Prasad Sangameshwaran Mumbai
Power plant manufacturer Wartsila is using customer forums for much more than just building confidence
 
Customer retention policies always follow a golden rule "" have a one-to-one interaction with your customer. This not only builds consumer confidence, but also helps in client confidentiality.
 
However Wartsila, the manufacturer of captive power plants, bypassed the logic of individual attention. And the result was not a short circuit.
 
In September 2003, the company launched an initiative called "Partnership Forum" where 20 to 25 customers from a region came under one roof and discussed issues regarding the power plant maintenance and operational efficiency. Nothing unusual about this, except all customers came under one roof.
 
"It was a risk because you would expose one customer's problem to another and customers could lose confidence in the company," says S P Marathe, head, human resources, Wartsila India.
 
Three sessions later, (the forum is held every six months) the fear of a customer backlash has faded. Further, the sessions have moved away from merely being problem-solving sessions to become a platform that gives the company ideas to develop new products like a fuel economy kit or launch new services and so on.
 
Even customer participation is no longer restricted to complaints. The first session, for instance, threw up 400 to 500 individual issues. By the third session (September 2004), Wartsila executives point out that 75 per cent of the forum was dedicated to establishing best practices in operating power plants.
 
But even as Wartsila provided its customers a platform to voice their opinions, it had to ensure that the session did not degenerate into a forum for bad mouthing the company.
 
So the company presented the forum as an opportunity where the customer became a partner in the proceedings. As Managing Director Banmali Agrawala puts it, "We worked along with customers and got ideas from them to solve problems."
 
Adds Rakesh Sarin, head, service, Wartsila, who was the brain behind the forum, "The whole programme required steering the mindset of the customer in the right direction."
 
Hence the Partnership Forum began with a promise of identifying customer needs and getting feedback on areas for improvement.
 
Importantly, the company did not get all its 200-odd customers together at the same time. Instead it split the customer base into smaller groups of around 25 customers in each session and ran the forum at nine locations across the country.
 
The company claims that smaller groups helped in ensuring that all customers got enough attention. And to make customers feel that their voice was being heard, each customer issue was captured and projected on screen.
 
Then, the company came out with a quarterly bulletin covering the developments at the partnership forums; this newsletter was circulated them to all customers.
 
It was, however, important to ensure that the proceedings in the forum were not forgotten.
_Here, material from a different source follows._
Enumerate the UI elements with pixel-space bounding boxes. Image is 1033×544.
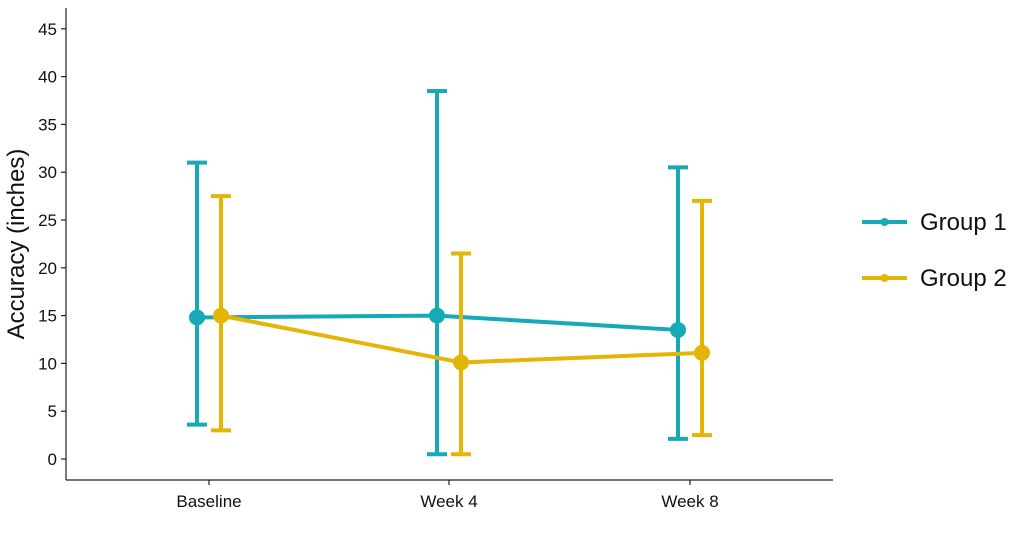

So all the general issues that had cropped up were printed in the bulletin along with a deadline for resolving the issue. This was also followed up in the future issues.
 
"By printing it in the bulletin we had burnt our bridges about forgetting the issue," says Agrawala. The bulletin also became useful in sharing best practices across the nine regions where the forum was held.
 
But why did Wartsila need a partnership forum? The main reason was to improve "operating issues", says Sarin. And operating efficiency at all times was critical to the captive power plants that Wartsila supplied to varied industries ranging from sugar and cement to glass.
 
These could not afford a breakdown or stoppage "" in some cases the power plant had to run continuously for a stretch of six or seven months. A failure at the captive plant would mean that customers would have to draw power from the grid, significantly increasing manufacturing costs.
 
Then, most customers had different efficiency levels. For instance, certain customers managed a high degree of fuel efficiency in their power plants, while others had a low degree of efficiency.
 
Concentrating on this was important because 80 per cent of the running costs for a power plants is fuel costs. Further, only 42 per cent of the fuel that was used was actually converted into fuel.
 
The rest was wasted as heat. So Wartsila used the forum to develop a benchmark of efficiency for its customers. The company also associated with customers and developed a fuel economy product.
 
After testing the product at a customer's site for eight months (from November 2003 to June 2004) the fuel economy product managed to save 68,440 kg of fuel, worth Rs 9 lakh. "This was a co-creation of opportunity," says Sarin.
 
It has also helped company officials in developing new services as they got a peek into specific customer needs. For instance, customers were willing to pay a little extra to cut down overhauling time. So Wartsila managed to ramp up its overhauling time from 11or 12 days to a week.
 
The company claims that this resulted in huge savings for customers. In the case of a 6 MW power plant, for instance, customer would save approximately Rs 1 lakh a day.
 
The forum has also helped customers in ways that go beyond merely focusing on operations and maintenance of the power plant. For instance, Wartsila has a combined installed capacity of 2,800 MW (putting together the installed plants of all its customers).
 
Even Tata Power has an installed power generation capacity under 2,300 MW (source: Annual report 2003-04). So Wartsila could help its customers in procuring fuel at cheaper rates by negotiating on behalf of all of them.
 
Also, being the resident expert in running power plants, Wartsila is looking at other initiatives such as monitoring the quality of fuel being delivered to its customers and so on.
 
The Partnership Forums do not just mean just fewer problems for Wartsila's customers. "We also managed to enhance the domain of the value added business," says Agrawala.
 
For instance, manufacturing power plants is just half of the company's business. The rest comes from developing value-added products like the fuel optimiser or services like operating and maintaining customers' power plants by Wartsila's employees (nearly 25 per cent of its installed capacity is operated and maintained by Wartsila).
 
That proves once again, that customer relationships need not just translate to happy customers. They will pay you more too.